TRIBUNAL DE JUSTIÇA DO ESTADO DO PIAUÍ
ÓRGÃO JULGADOR : 2ª Câmara de Direito Público
APELAÇÃO / REMESSA NECESSÁRIA (1728) No 0000965-53.2015.8.18.0073
APELANTE: GILBERTINA DIAS DE SOUSA SANTOS, VALDA TELES DA SILVA, BEATRIZ RODRIGUES HONORIO, MARIVALDA BRANDAO RAMOS DE SOUSA, EDILEIDE DIAS DE SOUSA, DELZUITA VIEIRA GOMES, MARIA DA RESSURREICAO DE OLIVEIRA NASCIMENTO, JOAO BATISTA DE OLIVEIRA NASCIMENTO, RAIMUNDO NONATO DE OLIVEIRA, MARIA DO SOCORRO NUNES DE SOUSA E SILVA
Advogado(s) do reclamante: JOAQUIM MAURICIO COSTA SANTOS
APELADO: MUNICIPIO DE DOM INOCENCIO
REPRESENTANTE: MUNICIPIO DE DOM INOCENCIO
Advogado(s) do reclamado: EDNALDO DE ALMEIDA DAMASCENO
RELATOR(A): Desembargador LUIZ GONZAGA BRANDÃO DE CARVALHO
EMENTA
APELAÇÃO CÍVEL – AÇÃO DE COBRANÇA. RECURSO IMPROVIDO.– 1-Assevera o Apelante, nas razões recursais, que o salário do mês de dezembro de 2012 e décimo terceiro cobrados pelos apelados, foram pagos pelo prefeito municipal à época, no ano de 2013, e que se deu por acordo firmado entre o gestor e todos os servidores .2- O Município apelante nega a inadimplência, porém não comprova o seu pagamento.3- Senhores Desembargadores, Para o deslinde do presente caso, bastava o município apelante juntar aos autos do processo, os comprovantes de pagamento das verbas pleiteadas, o que não o fez, pois, somente a prova do pagamento tem o condão de afastar a cobrança. 4- A não comprovação do pagamento dos valores preiteados, atesta a inadimplência e configura enriquecimento ilícito do município 3- Assim, entendo que as alegações do apelante não merecem prosperar, pois, quando o direito do autor depender da comprovação de fato constitutivo negativo, como o alegado não pagamento de verbas salariais, o ônus da prova recairá, inevitavelmente, sobre a parte adversa, que, desincumbindo-se de seu ônus, deverá suportá-lo, pois, o ônus da prova incumbe ao réu, quanto à existência de fato impeditivo, modificativo ou extintivo do direito do autor. art. 333, II, do CPC/1973. RECURSO IMPROVIDO
RELATÓRIO
Trata-se de recurso de apelação (ID n. 766691), interposto pelo MUNICÍPIO DE DOM INOCÊNCIO-PI, identificado processualmente, contra a sentença da lavra do MM Juiz de direito da 2ª Vara da Comarca de São Raimundo Nonato -PI, proferida nos autos da Ação de Cobrança, que julgou procedente o pedido inicial.
Na sentença impugnada, ID. 848684 - Pág. 100, entendeu o magistrado a quo pela procedência da ação, determinando ao requerido que procedesse ao pagamento das verbas previstas para dezembro de 2012, bem como o 13° salário do ano em questão, devidamente corrigidos, acrescidos dos honorários advocatícios no importe de 10% (dez por cento) do valor da condenação.

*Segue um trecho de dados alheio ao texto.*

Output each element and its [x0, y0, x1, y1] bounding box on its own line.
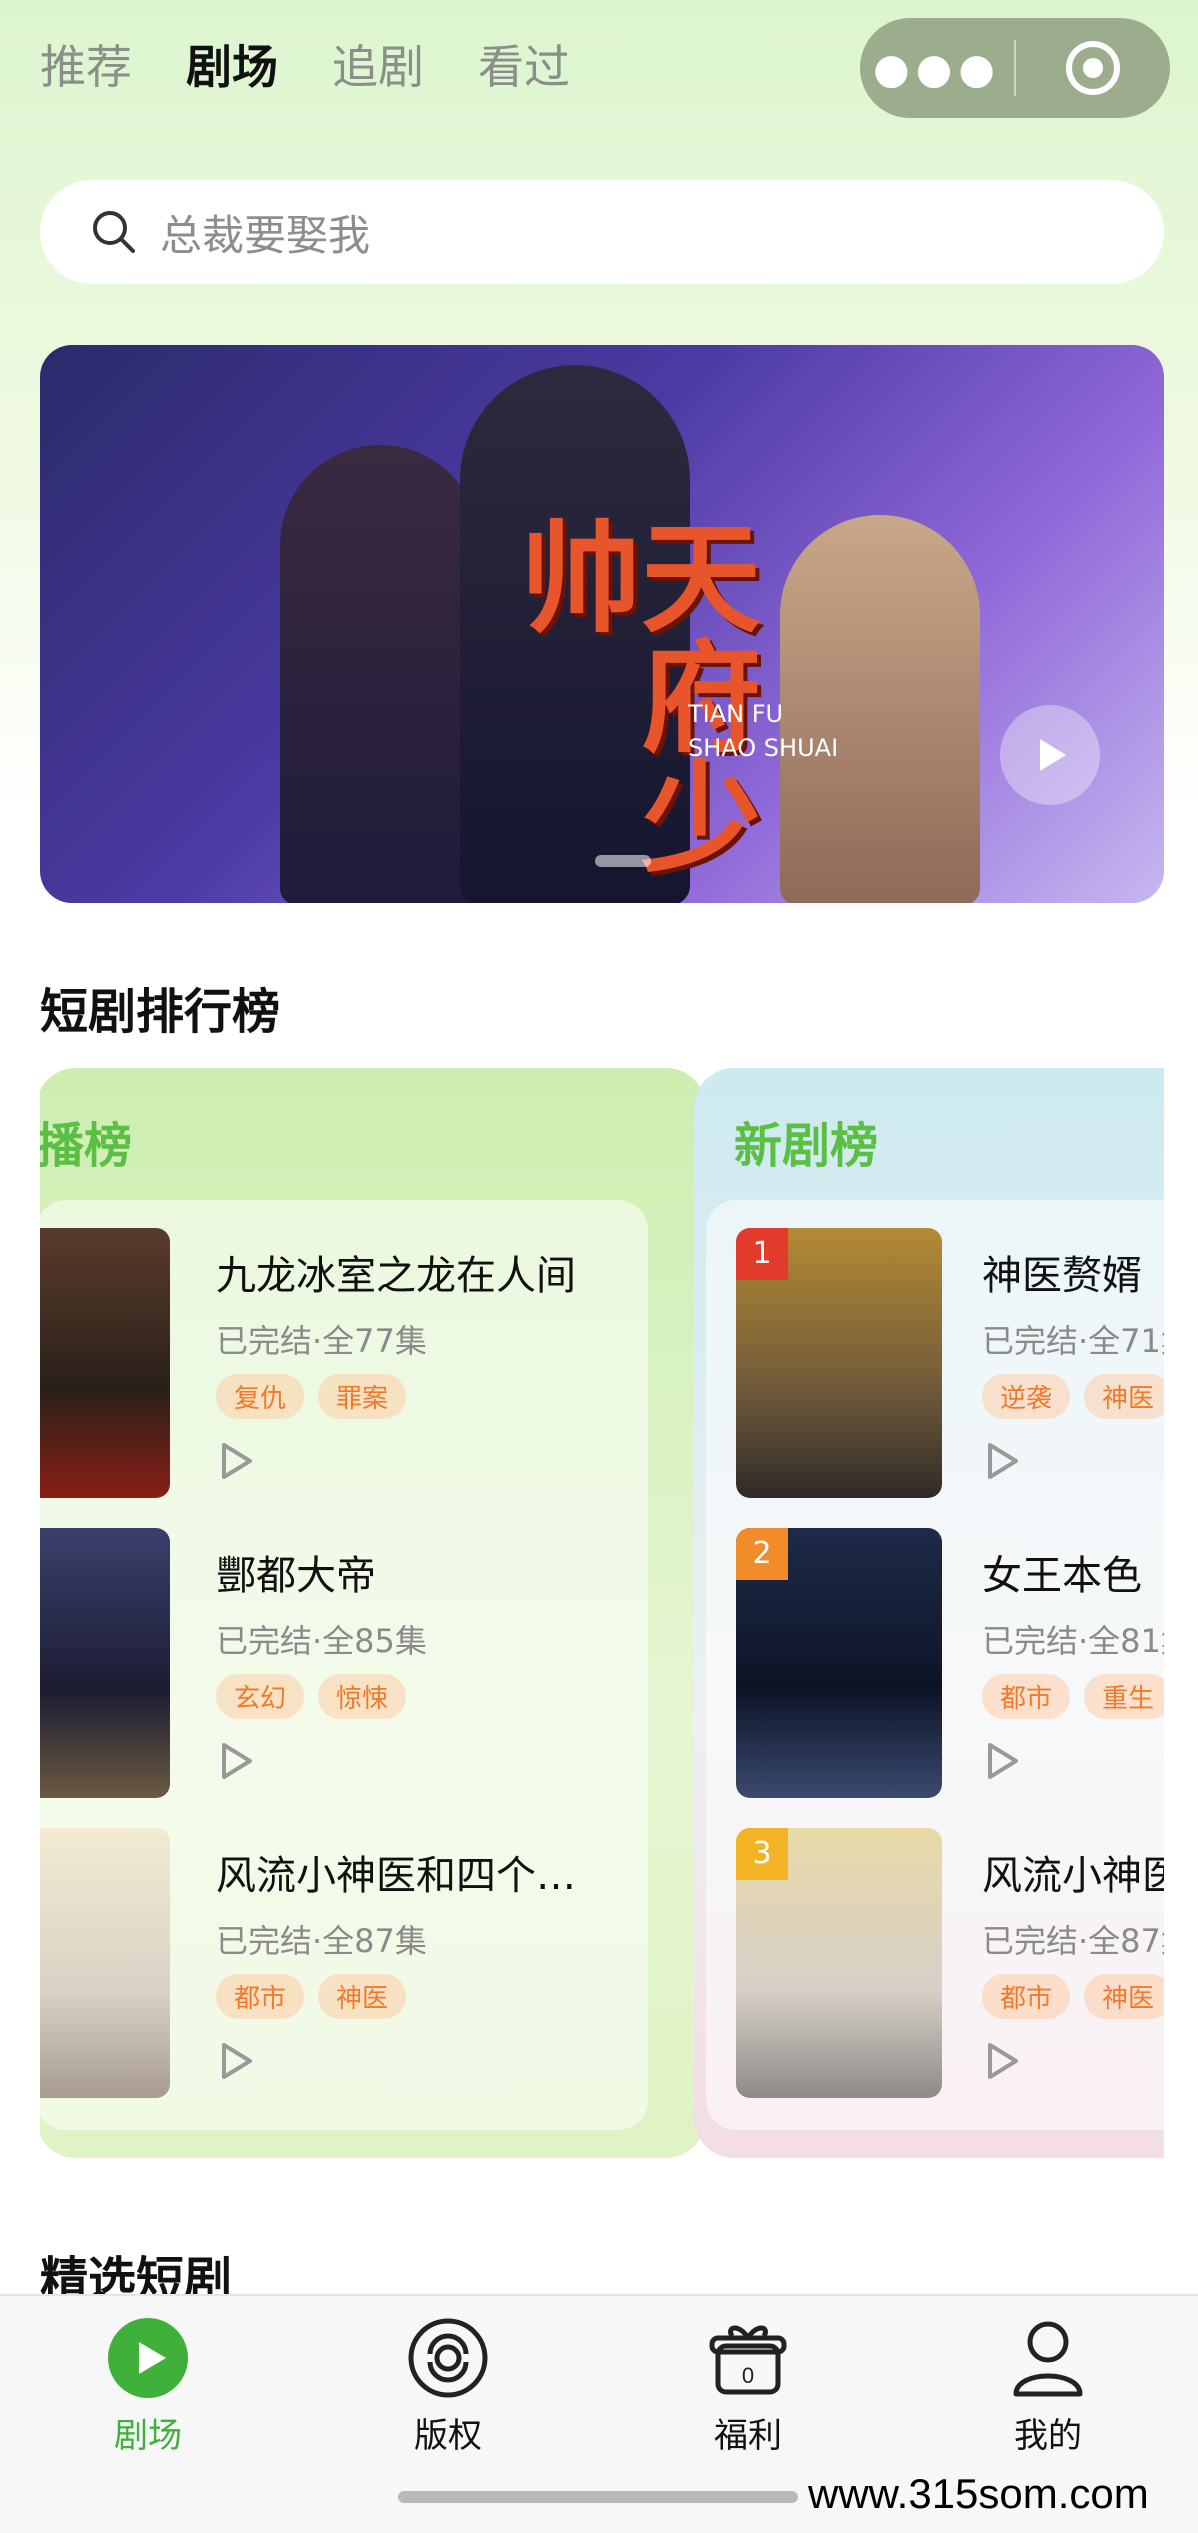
- poster-image: [40, 1828, 170, 2098]
- play-button[interactable]: [982, 2041, 1164, 2085]
- drama-title: 神医赘婿: [982, 1253, 1142, 1299]
- list-item[interactable]: 2 女王本色 已完结·全81集 都市重生: [706, 1528, 1164, 1798]
- nav-label: 剧场: [114, 2416, 182, 2456]
- tab-theater[interactable]: 剧场: [186, 36, 278, 98]
- search-bar[interactable]: 总裁要娶我: [40, 180, 1164, 284]
- rank-badge: 1: [736, 1228, 788, 1280]
- play-button[interactable]: [216, 1741, 427, 1785]
- play-outline-icon: [988, 1443, 1018, 1479]
- ranking-card-title: 新剧榜: [734, 1118, 879, 1174]
- nav-theater[interactable]: 剧场: [68, 2316, 228, 2457]
- list-item[interactable]: 1 神医赘婿 已完结·全71集 逆袭神医: [706, 1228, 1164, 1498]
- rank-badge: 3: [736, 1828, 788, 1880]
- tag: 都市: [982, 1674, 1071, 1719]
- drama-meta: 已完结·全85集: [216, 1622, 427, 1660]
- drama-title: 风流小神医和四个…: [216, 1853, 576, 1899]
- banner-figure-left: [280, 445, 480, 903]
- poster-image: [40, 1228, 170, 1498]
- play-outline-icon: [988, 1743, 1018, 1779]
- play-button[interactable]: [982, 1441, 1164, 1485]
- tag: 神医: [318, 1974, 407, 2019]
- tag: 重生: [1084, 1674, 1164, 1719]
- more-options-button[interactable]: ●●●: [860, 44, 1014, 93]
- play-button[interactable]: [982, 1741, 1164, 1785]
- top-tabs: 推荐 剧场 追剧 看过: [40, 36, 570, 98]
- rank-badge: 2: [736, 1528, 788, 1580]
- tag: 罪案: [318, 1374, 407, 1419]
- drama-meta: 已完结·全71集: [982, 1322, 1164, 1360]
- nav-welfare[interactable]: 0 福利: [668, 2316, 828, 2457]
- drama-meta: 已完结·全87集: [982, 1922, 1164, 1960]
- play-button[interactable]: [216, 2041, 576, 2085]
- tab-following[interactable]: 追剧: [332, 36, 424, 98]
- list-item[interactable]: 风流小神医和四个… 已完结·全87集 都市 神医: [40, 1828, 648, 2098]
- drama-meta: 已完结·全81集: [982, 1622, 1164, 1660]
- ranking-card: 新剧榜 1 神医赘婿 已完结·全71集 逆袭神医 2 女王本色: [694, 1068, 1164, 2158]
- play-outline-icon: [222, 2043, 252, 2079]
- nav-copyright[interactable]: 版权: [368, 2316, 528, 2457]
- drama-meta: 已完结·全77集: [216, 1322, 427, 1360]
- nav-label: 福利: [714, 2416, 782, 2456]
- close-miniprogram-button[interactable]: [1016, 39, 1170, 97]
- ranking-list: 九龙冰室之龙在人间 已完结·全77集 复仇 罪案 酆都大帝 已完结·全85集 玄幻…: [40, 1200, 648, 2130]
- play-icon: [1040, 739, 1066, 771]
- play-outline-icon: [988, 2043, 1018, 2079]
- tag: 神医: [1084, 1374, 1164, 1419]
- banner-pinyin: TIAN FU SHAO SHUAI: [688, 700, 839, 762]
- search-icon: [93, 211, 135, 253]
- drama-title: 女王本色: [982, 1553, 1142, 1599]
- target-icon: [1066, 41, 1120, 95]
- tag: 惊悚: [318, 1674, 407, 1719]
- play-outline-icon: [222, 1743, 252, 1779]
- watermark-text: www.315som.com: [808, 2470, 1149, 2517]
- poster-image: 1: [736, 1228, 942, 1498]
- play-outline-icon: [222, 1443, 252, 1479]
- tag: 玄幻: [216, 1674, 305, 1719]
- ranking-carousel[interactable]: 播榜 九龙冰室之龙在人间 已完结·全77集 复仇 罪案 酆都大帝 已完结·全85集…: [40, 1068, 1164, 2160]
- tag: 都市: [982, 1974, 1071, 2019]
- play-icon: [108, 2318, 188, 2398]
- tag: 复仇: [216, 1374, 305, 1419]
- tab-recommend[interactable]: 推荐: [40, 36, 132, 98]
- gift-badge: 0: [742, 2363, 754, 2388]
- carousel-indicator: [595, 855, 651, 867]
- ranking-card: 播榜 九龙冰室之龙在人间 已完结·全77集 复仇 罪案 酆都大帝 已完结·全85集…: [40, 1068, 706, 2158]
- poster-image: [40, 1528, 170, 1798]
- ranking-card-title: 播榜: [40, 1118, 133, 1174]
- nav-label: 版权: [414, 2416, 482, 2456]
- play-button[interactable]: [216, 1441, 576, 1485]
- poster-image: 3: [736, 1828, 942, 2098]
- ranking-list: 1 神医赘婿 已完结·全71集 逆袭神医 2 女王本色 已完结·全81集 都市重…: [706, 1200, 1164, 2130]
- drama-meta: 已完结·全87集: [216, 1922, 427, 1960]
- user-icon: [1013, 2321, 1083, 2397]
- poster-image: 2: [736, 1528, 942, 1798]
- nav-profile[interactable]: 我的: [968, 2316, 1128, 2457]
- nav-label: 我的: [1014, 2416, 1082, 2456]
- tag: 神医: [1084, 1974, 1164, 2019]
- list-item[interactable]: 3 风流小神医 已完结·全87集 都市神医: [706, 1828, 1164, 2098]
- list-item[interactable]: 九龙冰室之龙在人间 已完结·全77集 复仇 罪案: [40, 1228, 648, 1498]
- list-item[interactable]: 酆都大帝 已完结·全85集 玄幻 惊悚: [40, 1528, 648, 1798]
- miniprogram-capsule: ●●●: [860, 18, 1170, 118]
- home-indicator[interactable]: [398, 2491, 798, 2503]
- tag: 逆袭: [982, 1374, 1071, 1419]
- tag: 都市: [216, 1974, 305, 2019]
- drama-title: 九龙冰室之龙在人间: [216, 1253, 576, 1299]
- drama-title: 风流小神医: [982, 1853, 1164, 1899]
- search-placeholder: 总裁要娶我: [160, 210, 371, 260]
- tab-watched[interactable]: 看过: [478, 36, 570, 98]
- drama-title: 酆都大帝: [216, 1553, 376, 1599]
- banner-carousel[interactable]: 天府少帅 TIAN FU SHAO SHUAI: [40, 345, 1164, 903]
- copyright-icon: [408, 2318, 488, 2398]
- gift-icon: 0: [709, 2325, 787, 2395]
- ranking-section-title: 短剧排行榜: [40, 984, 281, 1040]
- banner-play-button[interactable]: [1000, 705, 1100, 805]
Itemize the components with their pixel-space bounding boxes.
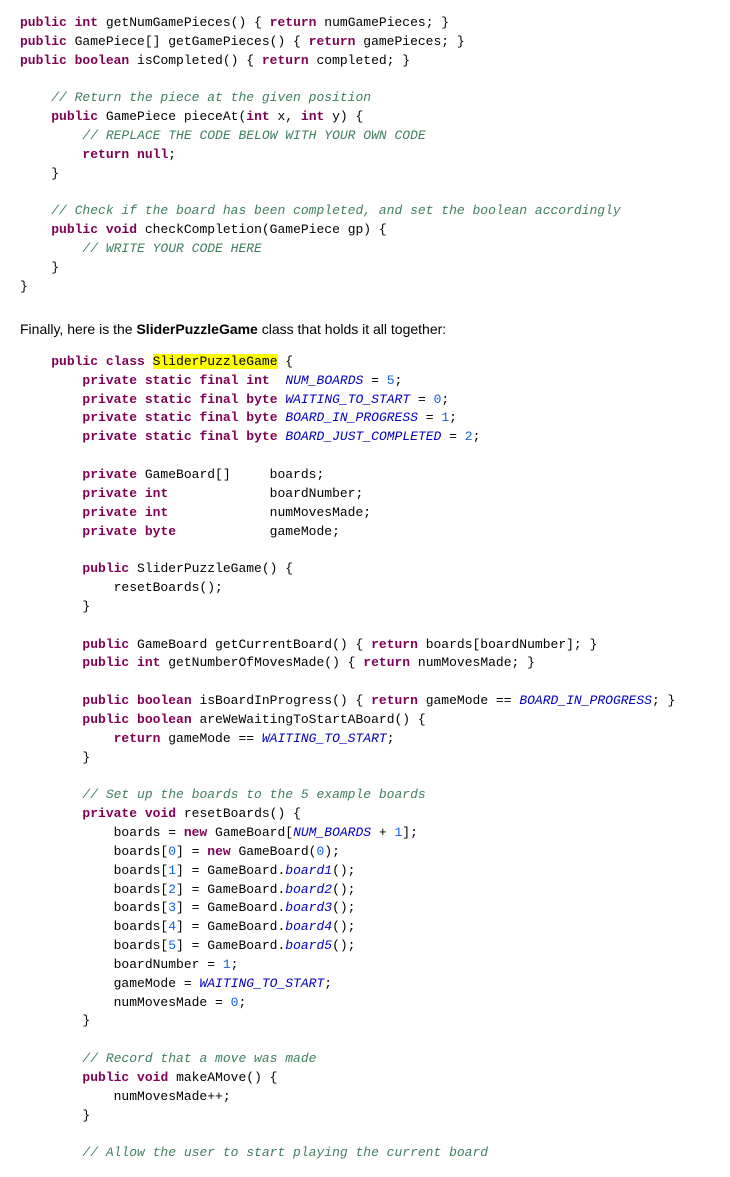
code-line: // Record that a move was made: [20, 1050, 710, 1069]
code-line: private GameBoard[] boards;: [20, 466, 710, 485]
code-line: // Set up the boards to the 5 example bo…: [20, 786, 710, 805]
code-line: boards[3] = GameBoard.board3();: [20, 899, 710, 918]
code-line: // REPLACE THE CODE BELOW WITH YOUR OWN …: [20, 127, 710, 146]
code-line: public boolean isCompleted() { return co…: [20, 52, 710, 71]
classname-emphasis: SliderPuzzleGame: [136, 321, 257, 337]
code-line: public void makeAMove() {: [20, 1069, 710, 1088]
code-line: private static final byte BOARD_IN_PROGR…: [20, 409, 710, 428]
code-line: }: [20, 598, 710, 617]
code-main-section: public class SliderPuzzleGame { private …: [20, 349, 710, 1167]
code-line: numMovesMade++;: [20, 1088, 710, 1107]
code-line: [20, 1031, 710, 1050]
code-line: boards[1] = GameBoard.board1();: [20, 862, 710, 881]
code-line: boards[2] = GameBoard.board2();: [20, 881, 710, 900]
code-line: numMovesMade = 0;: [20, 994, 710, 1013]
code-line: }: [20, 278, 710, 297]
code-line: boards = new GameBoard[NUM_BOARDS + 1];: [20, 824, 710, 843]
code-line: private void resetBoards() {: [20, 805, 710, 824]
code-line: // Allow the user to start playing the c…: [20, 1144, 710, 1163]
code-line: private int numMovesMade;: [20, 504, 710, 523]
code-line: private static final byte WAITING_TO_STA…: [20, 391, 710, 410]
code-line: [20, 1126, 710, 1145]
code-line: public int getNumGamePieces() { return n…: [20, 14, 710, 33]
code-line: public SliderPuzzleGame() {: [20, 560, 710, 579]
prose-paragraph: Finally, here is the SliderPuzzleGame cl…: [20, 319, 710, 339]
code-line: private int boardNumber;: [20, 485, 710, 504]
code-line: resetBoards();: [20, 579, 710, 598]
code-line: }: [20, 1107, 710, 1126]
code-line: }: [20, 1012, 710, 1031]
code-line: public boolean isBoardInProgress() { ret…: [20, 692, 710, 711]
code-line: public GameBoard getCurrentBoard() { ret…: [20, 636, 710, 655]
code-line: boards[4] = GameBoard.board4();: [20, 918, 710, 937]
code-line: boardNumber = 1;: [20, 956, 710, 975]
code-line: [20, 673, 710, 692]
code-line: gameMode = WAITING_TO_START;: [20, 975, 710, 994]
code-line: [20, 541, 710, 560]
code-line: public GamePiece pieceAt(int x, int y) {: [20, 108, 710, 127]
code-line: [20, 184, 710, 203]
code-line: [20, 447, 710, 466]
code-line: private static final byte BOARD_JUST_COM…: [20, 428, 710, 447]
code-line: return gameMode == WAITING_TO_START;: [20, 730, 710, 749]
code-line: }: [20, 749, 710, 768]
code-line: [20, 71, 710, 90]
code-line: [20, 768, 710, 787]
code-line: public void checkCompletion(GamePiece gp…: [20, 221, 710, 240]
code-line: // Return the piece at the given positio…: [20, 89, 710, 108]
code-line: boards[5] = GameBoard.board5();: [20, 937, 710, 956]
code-line: // WRITE YOUR CODE HERE: [20, 240, 710, 259]
code-line: private static final int NUM_BOARDS = 5;: [20, 372, 710, 391]
code-line: public GamePiece[] getGamePieces() { ret…: [20, 33, 710, 52]
code-line: public boolean areWeWaitingToStartABoard…: [20, 711, 710, 730]
code-line: // Check if the board has been completed…: [20, 202, 710, 221]
code-line: private byte gameMode;: [20, 523, 710, 542]
code-line: return null;: [20, 146, 710, 165]
code-line: }: [20, 165, 710, 184]
code-line: public class SliderPuzzleGame {: [20, 353, 710, 372]
code-line: [20, 617, 710, 636]
code-before-section: public int getNumGamePieces() { return n…: [20, 10, 710, 301]
code-line: public int getNumberOfMovesMade() { retu…: [20, 654, 710, 673]
code-line: }: [20, 259, 710, 278]
code-line: boards[0] = new GameBoard(0);: [20, 843, 710, 862]
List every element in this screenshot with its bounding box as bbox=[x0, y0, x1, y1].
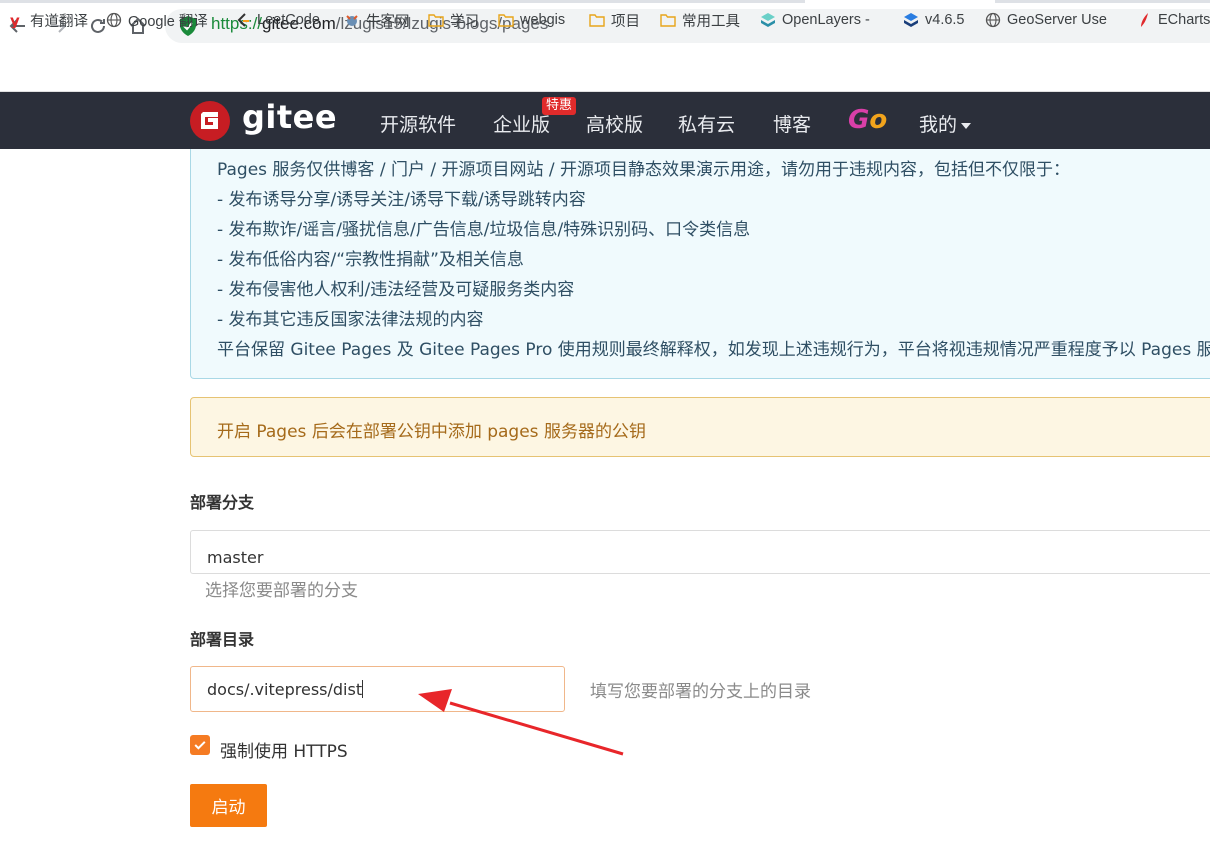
branch-select[interactable] bbox=[190, 530, 1210, 574]
notice-line: - 发布其它违反国家法律法规的内容 bbox=[217, 310, 484, 330]
checkmark-icon bbox=[194, 741, 206, 750]
notice-line: - 发布诱导分享/诱导关注/诱导下载/诱导跳转内容 bbox=[217, 190, 586, 210]
nav-my-label: 我的 bbox=[919, 114, 958, 136]
notice-line: - 发布侵害他人权利/违法经营及可疑服务类内容 bbox=[217, 280, 575, 300]
go-logo-link[interactable]: Go bbox=[848, 105, 887, 135]
bookmark-geoserver[interactable]: GeoServer Use bbox=[985, 9, 1107, 31]
layers-icon bbox=[903, 12, 919, 28]
folder-icon bbox=[660, 12, 676, 28]
bookmarks-bar bbox=[0, 52, 1210, 92]
branch-select-value: master bbox=[207, 548, 264, 567]
bookmark-label: webgis bbox=[520, 12, 566, 28]
bookmark-label: Google 翻译 bbox=[128, 13, 208, 30]
bookmark-label: ECharts bbox=[1158, 12, 1210, 28]
bookmark-label: 学习 bbox=[450, 13, 479, 30]
force-https-label[interactable]: 强制使用 HTTPS bbox=[220, 737, 348, 762]
bookmark-echarts[interactable]: ECharts bbox=[1136, 9, 1210, 31]
bookmark-label: OpenLayers - bbox=[782, 12, 870, 28]
bookmark-folder-tools[interactable]: 常用工具 bbox=[660, 9, 740, 31]
notice-line: Pages 服务仅供博客 / 门户 / 开源项目网站 / 开源项目静态效果演示用… bbox=[217, 160, 1071, 180]
text-cursor bbox=[362, 680, 364, 698]
folder-icon bbox=[428, 12, 444, 28]
echarts-icon bbox=[1136, 12, 1152, 28]
openlayers-icon bbox=[760, 12, 776, 28]
branch-label: 部署分支 bbox=[190, 493, 255, 512]
start-button[interactable]: 启动 bbox=[190, 784, 267, 827]
gitee-logo-icon[interactable] bbox=[190, 101, 230, 141]
globe-icon bbox=[106, 12, 122, 28]
bookmark-label: 牛客网 bbox=[366, 13, 410, 30]
notice-line: - 发布低俗内容/“宗教性捐献”及相关信息 bbox=[217, 250, 524, 270]
bookmark-label: 有道翻译 bbox=[30, 13, 88, 30]
promo-badge: 特惠 bbox=[542, 97, 577, 115]
notice-line: - 发布欺诈/谣言/骚扰信息/广告信息/垃圾信息/特殊识别码、口令类信息 bbox=[217, 220, 751, 240]
notice-line: 平台保留 Gitee Pages 及 Gitee Pages Pro 使用规则最… bbox=[217, 340, 1210, 360]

Interposto o presente apelo, ID. 848684 - Pág. 118, assevera o Apelante, nas razões recursais, que o salário do mês de dezembro de 2012 e décimo terceiro cobrados pelos apelados, foram pagos pelo prefeito municipal à época, no ano de 2013, e que se deu por acordo firmado entre o gestor e todos os servidores.
Ademais, afirma também que a Fazenda Pública segue rito próprio para pagamentos, estabelecido no art. 100 da Constituição Federal de 1988 e no art. 87 do Ato das Disposições Constitucionais Transitórias – ADCT, isto é, afirma que o pagamento deve ser feito através de precatório ou RPV.
Em contrarrazões, id. 848684 - Pág. 131, os apelados sustentam que não foi juntado aos autos documento que comprovasse a realização do pagamento por parte do município, sendo assim, pugna pela manutenção da sentença.
Instado a se manifestar, deixou o representante do Ministério Público Superior de emitir parecer de mérito, id. 1138687 - Pág. 1.
É o relatório.
VOTO
Recurso cabível e processado na forma da lei.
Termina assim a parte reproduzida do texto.